Ciò avrebbe dovuto indurre i giudici dell'esecuzione ad una sorta di self restraint, a limitare il proprio compito al controllo di legittimità e di non palese irragionevolezza delle scelte operate dagli ausiliari (segnatamente l'esperto e il custode), in sinergia o, quanto meno, non in antitesi, con i portatori degli interessi coinvolti, ovvero i soggetti del rapporto controverso, creditore e debitore, in modo non dissimile da quanto accaduto in materia concorsuale. Per gestire una procedura esecutiva non basta infatti la conoscenza delle regole, della procedura civile e delle altre norme implicate nella materia. Per vendere servono competenze di tipo economico e commerciale, che non rientrano certo nel bagaglio culturale dei giudici e dei delegati, formati alla cultura delle regole..
(Giulio Borella)
Pagine: 256 a colori
Dimensione: 15 x 21 cm
Edizione: Giugno 2020
Codice ISBN: 978-88-904764-9-5
"...Perché un'ordinanza di vendita diventi, come si suol dire, un vero programma di liquidazione, occorre dunque che in essa entrino le riflessioni e le proposte di tipo economico-commerciale formulate dagli ausiliari e dai titolari del rapporto.
La realtà, come è noto, è andata in modo
differente, con risultati non sempre entusiasmanti. Per ripartire e svoltare veramente è necessario recuperare il senso della miniriforma del 2005 e restituire ai vari soggetti che operano nell'ambito della procedura i rispettivi compiti e le rispettive responsabilità, binomio inscindibile, liberando i giudici dal ruolo di supplenza paternalistica fino ad ora svolto."
(Giulio Borella)
Chi non conosce le sembianze con cui è più comunemente raffigurata la Giustizia?
Una dea dagli occhi bendati, simbolo di imparzialità, che in una mano regge una bilancia a due piatti, simbolo di equilibrio e temperanza, e nell’altra una spada, simbolo di forza.
Più precisamente, la spada rimanda alla forza, ch’essa – la Giustizia – può esercitare, per portare ad effetto le proprie decisioni.

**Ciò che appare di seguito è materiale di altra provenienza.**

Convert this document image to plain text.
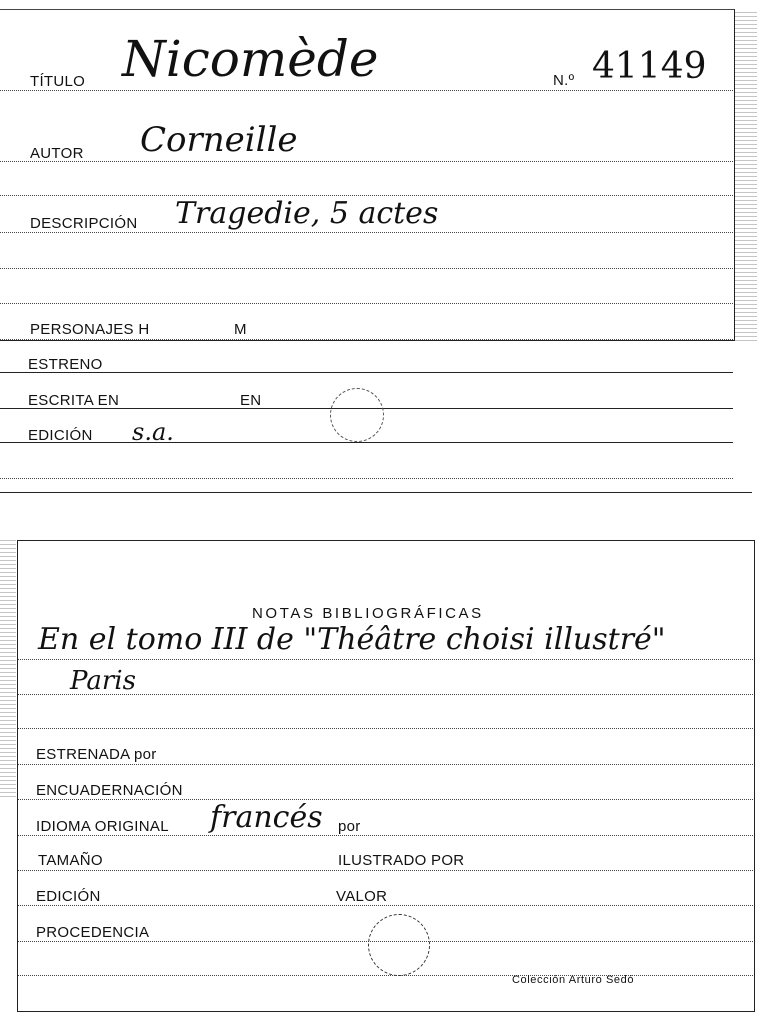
TÍTULO Nicomède	N.º 41149
AUTOR Corneille
DESCRIPCIÓN Tragedie, 5 actes
PERSONAJES H	M
ESTRENO
ESCRITA EN	EN
EDICIÓN s.a.
NOTAS BIBLIOGRÁFICAS
En el tomo III de "Théâtre choisi illustré"
Paris
ESTRENADA por
ENCUADERNACIÓN
IDIOMA ORIGINAL francés por
TAMAÑO	ILUSTRADO POR
EDICIÓN	VALOR
PROCEDENCIA
Colección Arturo Sedó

L’esecuzione forzata non è quindi uno spazio estraneo al mondo della giustizia; al cittadino non basta sapere di avere ragione in una controversia, ma si rivolge al giudice, perché ritiene di aver subito un torto e chiede di esserne tenuto indenne (c.d. interessi oppositivi), oppure ritiene di dover conseguire un bene che gli spetta e rispetto al quale altro soggetto si rifiuta di cooperare o frappone ostacoli (c.d. interessi pretensivi).
Nell’uno, come nell’altro caso, insomma, alla base di ogni ricorso al giudice, c’è la volontà di conseguire un bene della vita, ciò che il codice di procedura civile esprime all’art. 100, quando afferma che “per proporre una domanda o per contraddire alla stessa è necessario avervi interesse”; un interesse concreto e attuale e non meramente astratto e teorico.
Tutti sanno (o dovrebbero sapere) cos’è una due diligence immobiliare.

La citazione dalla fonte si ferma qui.